Professors Stephen G. Cecchetti and Kermit L. Schoenholtz at Money and Banking have documented this clearly: higher capital did not slow the economy, and BIS research established that better-capitalized banks experience lower funding costs, higher growth of debt funding, and higher growth of lending volumes.
Professor Juliane Begenau's research at Stanford Graduate School of Business points to the mechanism: when banks are better capitalized, their probability of default declines, which leads to a decline in banks' borrowing costs. Credit rating agencies, lenders, and bond investors react favorably when banks' credit quality is higher. The reduction in cost of borrowing, in turn, allows banks to continue lending — and in fact lend more than when their credit quality was poorer.
The Federal Reserve Bank of Philadelphia has also found that better-capitalized banks create more funding liquidity and lend more, even during times when cash deposit balances are falling.
As of April 26, 2026, globally systemically important banks and large regional banks in the U.S. carry credit ratings ranging from A- to AA — the product of years of stronger regulation, higher capital, and better supervision. These ratings translate directly into lower borrowing costs across the system.
Banks in the A range are considered of high credit quality with a strong capacity for timely payment of financial commitments. Banks in the AA range carry a remarkably high credit quality with a very strong capacity for timely payment of financial commitments, not significantly vulnerable to foreseeable events.
These ratings did not arise accidentally. They are the direct consequence of the Basel III and Dodd-Frank framework that required banks to hold more capital, undergo rigorous stress tests, and maintain stronger liquidity buffers. From 2010 to today, U.S. bank assets grew from $11.7 trillion to $25.3 trillion — an increase of 116%. Net income reached record highs. And banks earned these metrics not despite regulation, but because of it.
A standard argument deployed against strong bank regulation is that the United States "gold plates" its rules, making big banks less competitive than foreign rivals.

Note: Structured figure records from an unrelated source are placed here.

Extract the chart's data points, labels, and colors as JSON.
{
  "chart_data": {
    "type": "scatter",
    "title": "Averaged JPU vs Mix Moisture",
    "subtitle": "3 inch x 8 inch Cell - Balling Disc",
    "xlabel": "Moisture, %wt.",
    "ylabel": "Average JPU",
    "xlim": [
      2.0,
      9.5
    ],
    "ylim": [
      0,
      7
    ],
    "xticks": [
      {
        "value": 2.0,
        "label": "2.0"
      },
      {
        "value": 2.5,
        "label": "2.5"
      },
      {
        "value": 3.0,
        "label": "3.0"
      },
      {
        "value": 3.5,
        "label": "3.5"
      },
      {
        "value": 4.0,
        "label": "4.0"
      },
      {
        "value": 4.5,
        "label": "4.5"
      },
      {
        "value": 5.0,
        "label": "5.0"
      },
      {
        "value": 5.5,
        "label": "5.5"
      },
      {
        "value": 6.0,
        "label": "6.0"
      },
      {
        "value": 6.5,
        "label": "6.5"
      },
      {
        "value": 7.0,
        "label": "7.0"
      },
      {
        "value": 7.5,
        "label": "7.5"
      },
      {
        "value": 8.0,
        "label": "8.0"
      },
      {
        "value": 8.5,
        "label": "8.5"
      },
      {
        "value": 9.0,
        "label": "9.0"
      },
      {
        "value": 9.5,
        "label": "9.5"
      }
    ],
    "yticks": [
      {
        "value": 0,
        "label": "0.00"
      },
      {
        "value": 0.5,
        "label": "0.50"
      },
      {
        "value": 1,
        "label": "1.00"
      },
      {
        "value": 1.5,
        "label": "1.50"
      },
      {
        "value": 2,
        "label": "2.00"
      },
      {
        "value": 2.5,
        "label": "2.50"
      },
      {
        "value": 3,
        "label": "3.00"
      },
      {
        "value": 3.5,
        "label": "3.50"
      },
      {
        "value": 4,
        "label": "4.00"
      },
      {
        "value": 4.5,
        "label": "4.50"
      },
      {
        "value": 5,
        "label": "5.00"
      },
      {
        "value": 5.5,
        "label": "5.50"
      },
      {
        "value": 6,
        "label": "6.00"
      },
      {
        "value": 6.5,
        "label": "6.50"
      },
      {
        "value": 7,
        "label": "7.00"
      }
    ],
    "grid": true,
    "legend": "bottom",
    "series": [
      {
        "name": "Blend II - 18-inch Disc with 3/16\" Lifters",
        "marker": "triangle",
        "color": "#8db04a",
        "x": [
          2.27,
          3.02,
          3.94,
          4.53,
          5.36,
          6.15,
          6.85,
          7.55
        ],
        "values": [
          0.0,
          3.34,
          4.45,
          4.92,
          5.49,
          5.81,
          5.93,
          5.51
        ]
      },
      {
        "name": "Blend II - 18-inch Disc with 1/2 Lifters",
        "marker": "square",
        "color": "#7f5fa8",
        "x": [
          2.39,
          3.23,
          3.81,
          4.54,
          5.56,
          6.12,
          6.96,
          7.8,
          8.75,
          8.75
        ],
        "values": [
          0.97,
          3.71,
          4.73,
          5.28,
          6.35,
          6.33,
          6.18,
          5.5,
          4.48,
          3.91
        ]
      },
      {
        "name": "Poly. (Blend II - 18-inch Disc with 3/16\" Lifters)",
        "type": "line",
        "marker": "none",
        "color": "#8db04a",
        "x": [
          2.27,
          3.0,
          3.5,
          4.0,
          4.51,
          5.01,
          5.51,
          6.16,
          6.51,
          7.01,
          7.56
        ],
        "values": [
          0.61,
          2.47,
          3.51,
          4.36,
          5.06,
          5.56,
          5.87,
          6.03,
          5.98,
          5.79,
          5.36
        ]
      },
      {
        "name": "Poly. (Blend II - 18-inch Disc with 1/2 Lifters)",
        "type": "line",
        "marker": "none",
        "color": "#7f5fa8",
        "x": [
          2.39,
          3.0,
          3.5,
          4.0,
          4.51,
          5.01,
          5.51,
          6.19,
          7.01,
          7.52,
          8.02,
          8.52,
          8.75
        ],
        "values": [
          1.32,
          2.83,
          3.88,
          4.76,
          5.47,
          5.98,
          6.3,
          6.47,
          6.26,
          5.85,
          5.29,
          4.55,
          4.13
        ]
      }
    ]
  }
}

This claim does not survive scrutiny. American banks are not weakened by rigorous regulation — they are strengthened by it. Until very recently, U.S. banks were the envy of the world precisely because they were better regulated, better supervised, and more rigorously examined than their international peers. That reputation is a competitive asset.
The evidence is conclusive and consistent across decades, institutions, and countries. Well-capitalized banks earn better credit ratings. Better credit ratings lower the cost of borrowing. Lower borrowing costs enable banks to lend more — and to lend better. This virtuous cycle is not an artifact of favorable conditions: it held during the COVID-19 pandemic, during the 2023 banking stress, and through every cycle since Basel III began being implemented.
The March 2026 NPRs, if finalized as proposed, risk interrupting this cycle. S&P has warned of potential capital reductions and increased systemic risk. Fitch has warned of heightened ratings sensitivity for less-capitalized institutions. Moody's has characterized the broader deregulatory direction as credit negative across the board. These are not advocacy positions — they are analytical judgments from institutions whose sole function is to assess creditworthiness.
Note: A lot of this article is from my written testimony before the House Committee on Financial Services at a hearing entitled “Prioritizing Main Street: Evaluating the Impact of Capital Proposals on Economic Growth and American Communities.”